In the last post I wrote about running a team of agents instead of piling every job onto one.
There was a catch I did not dwell on then. The way I first built it, you drew the whole org chart up front. Every person who could talk to an agent, granted ahead of time. Every agent-to-agent line, wired by hand.
This post is what running it taught me about that, and what I ended up changing.
The map you don’t know yet
Drawing the map up front works when the team is three agents and you know exactly who talks to whom.
It stops working the moment the team is real.
People show up you did not plan for. A coworker hears about your assistant and messages it. You spin up a new agent on a Saturday and it needs to ask an older one for help.
None of those edges were on the map, because the map was a guess.
I kept ending up in the same bind. Draw it too tight and I spent the week rewiring. Too loose and everything could talk to everything. Neither sat right.

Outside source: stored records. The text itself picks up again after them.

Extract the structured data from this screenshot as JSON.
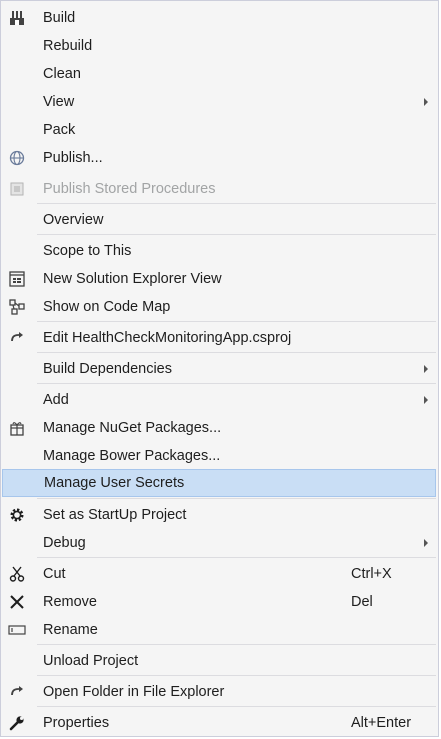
{
  "menu": {
    "items": [
      {
        "label": "Build",
        "icon": "build-icon"
      },
      {
        "label": "Rebuild"
      },
      {
        "label": "Clean"
      },
      {
        "label": "View",
        "submenu": true
      },
      {
        "label": "Pack"
      },
      {
        "label": "Publish...",
        "icon": "globe-icon"
      },
      {
        "label": "Publish Stored Procedures",
        "icon": "database-icon",
        "disabled": true
      },
      {
        "label": "Overview"
      },
      {
        "label": "Scope to This"
      },
      {
        "label": "New Solution Explorer View",
        "icon": "solution-explorer-icon"
      },
      {
        "label": "Show on Code Map",
        "icon": "code-map-icon"
      },
      {
        "label": "Edit HealthCheckMonitoringApp.csproj",
        "icon": "edit-arrow-icon"
      },
      {
        "label": "Build Dependencies",
        "submenu": true
      },
      {
        "label": "Add",
        "submenu": true
      },
      {
        "label": "Manage NuGet Packages...",
        "icon": "nuget-icon"
      },
      {
        "label": "Manage Bower Packages..."
      },
      {
        "label": "Manage User Secrets",
        "highlighted": true
      },
      {
        "label": "Set as StartUp Project",
        "icon": "gear-icon"
      },
      {
        "label": "Debug",
        "submenu": true
      },
      {
        "label": "Cut",
        "icon": "scissors-icon",
        "shortcut": "Ctrl+X"
      },
      {
        "label": "Remove",
        "icon": "close-icon",
        "shortcut": "Del"
      },
      {
        "label": "Rename",
        "icon": "rename-icon"
      },
      {
        "label": "Unload Project"
      },
      {
        "label": "Open Folder in File Explorer",
        "icon": "open-folder-arrow-icon"
      },
      {
        "label": "Properties",
        "icon": "wrench-icon",
        "shortcut": "Alt+Enter"
      }
    ]
  },
  "colors": {
    "background": "#f5f5f5",
    "highlight": "#c9def5",
    "highlight_border": "#a7c6ec",
    "text": "#1e1e1e",
    "disabled_text": "#a2a4a5",
    "separator": "#dcdce0"
  }
}
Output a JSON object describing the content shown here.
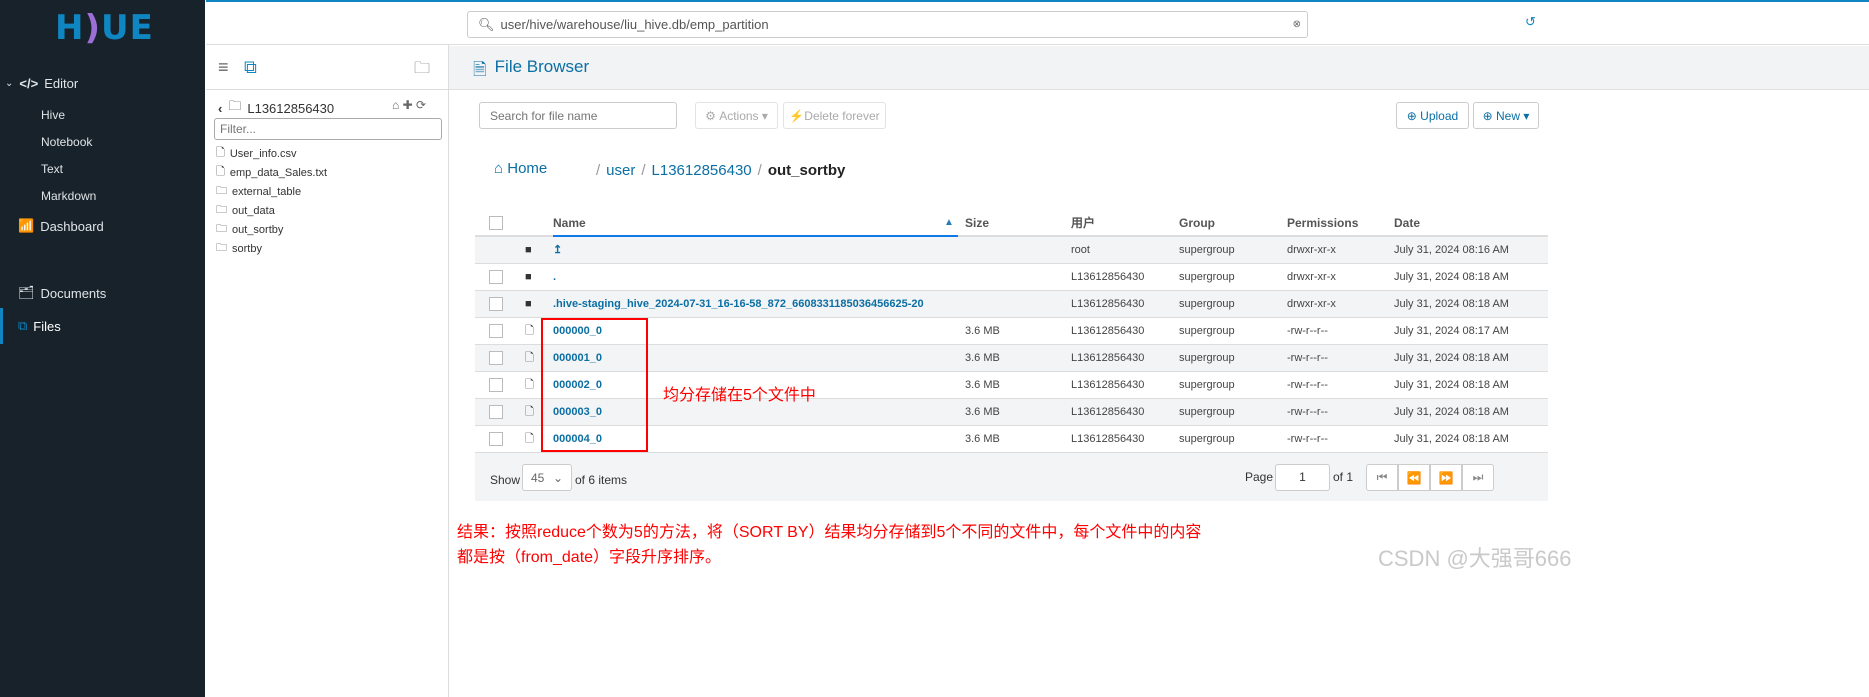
{
  "logo": "HUE",
  "sidebar": {
    "editor": "Editor",
    "items": [
      "Hive",
      "Notebook",
      "Text",
      "Markdown"
    ],
    "dashboard": "Dashboard",
    "documents": "Documents",
    "files": "Files"
  },
  "topbar": {
    "path": "user/hive/warehouse/liu_hive.db/emp_partition"
  },
  "middle": {
    "folder": "L13612856430",
    "filter_placeholder": "Filter...",
    "files": [
      {
        "name": "User_info.csv",
        "type": "file"
      },
      {
        "name": "emp_data_Sales.txt",
        "type": "file"
      },
      {
        "name": "external_table",
        "type": "folder"
      },
      {
        "name": "out_data",
        "type": "folder"
      },
      {
        "name": "out_sortby",
        "type": "folder"
      },
      {
        "name": "sortby",
        "type": "folder"
      }
    ]
  },
  "main": {
    "title": "File Browser",
    "search_placeholder": "Search for file name",
    "actions": "Actions",
    "delete": "Delete forever",
    "upload": "Upload",
    "new": "New",
    "breadcrumb": {
      "home": "Home",
      "parts": [
        "user",
        "L13612856430"
      ],
      "current": "out_sortby"
    },
    "columns": [
      "Name",
      "Size",
      "用户",
      "Group",
      "Permissions",
      "Date"
    ],
    "rows": [
      {
        "name": "↥",
        "type": "folder",
        "size": "",
        "user": "root",
        "group": "supergroup",
        "perm": "drwxr-xr-x",
        "date": "July 31, 2024 08:16 AM",
        "check": false
      },
      {
        "name": ".",
        "type": "folder",
        "size": "",
        "user": "L13612856430",
        "group": "supergroup",
        "perm": "drwxr-xr-x",
        "date": "July 31, 2024 08:18 AM",
        "check": true
      },
      {
        "name": ".hive-staging_hive_2024-07-31_16-16-58_872_6608331185036456625-20",
        "type": "folder",
        "size": "",
        "user": "L13612856430",
        "group": "supergroup",
        "perm": "drwxr-xr-x",
        "date": "July 31, 2024 08:18 AM",
        "check": true
      },
      {
        "name": "000000_0",
        "type": "file",
        "size": "3.6 MB",
        "user": "L13612856430",
        "group": "supergroup",
        "perm": "-rw-r--r--",
        "date": "July 31, 2024 08:17 AM",
        "check": true
      },
      {
        "name": "000001_0",
        "type": "file",
        "size": "3.6 MB",
        "user": "L13612856430",
        "group": "supergroup",
        "perm": "-rw-r--r--",
        "date": "July 31, 2024 08:18 AM",
        "check": true
      },
      {
        "name": "000002_0",
        "type": "file",
        "size": "3.6 MB",
        "user": "L13612856430",
        "group": "supergroup",
        "perm": "-rw-r--r--",
        "date": "July 31, 2024 08:18 AM",
        "check": true
      },
      {
        "name": "000003_0",
        "type": "file",
        "size": "3.6 MB",
        "user": "L13612856430",
        "group": "supergroup",
        "perm": "-rw-r--r--",
        "date": "July 31, 2024 08:18 AM",
        "check": true
      },
      {
        "name": "000004_0",
        "type": "file",
        "size": "3.6 MB",
        "user": "L13612856430",
        "group": "supergroup",
        "perm": "-rw-r--r--",
        "date": "July 31, 2024 08:18 AM",
        "check": true
      }
    ],
    "footer": {
      "show": "Show",
      "page_size": "45",
      "of_items": "of 6 items",
      "page_label": "Page",
      "page": "1",
      "of_pages": "of 1"
    }
  },
  "annotations": {
    "box_note": "均分存储在5个文件中",
    "result_line1": "结果：按照reduce个数为5的方法，将（SORT BY）结果均分存储到5个不同的文件中，每个文件中的内容",
    "result_line2": "都是按（from_date）字段升序排序。",
    "watermark": "CSDN @大强哥666"
  },
  "colors": {
    "accent": "#0f86c1",
    "sidebar": "#17222a",
    "annotation": "#ff0000"
  }
}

Cast 0.2.0 handled new people with pairing codes. Meet someone, generate a code, send it over, they redeem it. It worked, and it was busywork. Every introduction went through me by hand.
A connection forms when someone knocks
What I landed on in 0.3.0 was to change when an edge gets made: at first contact, instead of at setup.
Someone new messages your agent. Nothing silently opens. The message is held, and the agent turns to you and asks.
The ask lands in your own chat, with the message they sent, so you decide with the actual words in front of you. The sender just sees that their message is waiting.
Approve, and they are in. Reject, and the door stays shut.
Approving once creates a standing grant. The next message flows without asking you again, and you can revoke it later from the access tab.
Agents knock the same way
The same gate covers the agents themselves.
When one agent wants help from another and there is no line between them yet, the request is held exactly like a stranger’s first message. You say yes, and the org chart grows a line.
What builds up over the weeks is the map of who actually works with whom. Not the one I guessed at setup. Every line on it exists because someone needed it once and I approved it.
You can still draw by hand
Pre-wiring still works. When you already know two agents belong together, write the grant and they are connected from day one.
The difference is you no longer need the whole picture before you start. The chart begins as small as you like and fills in as the work arrives.
The org chart stopped being a diagram I maintain. It became a record of what my team actually does.
Try it
Cast v0.3.0 is up on GitHub.
git clone https://github.com/yaodub/cast
pnpm start
Coming from 0.2.0, the migration scripts under scripts/migrations/0.2-to-0.3/ carry your paired users and grants over to the new model.
Still developer alpha, still rough in places. If something breaks, tell me.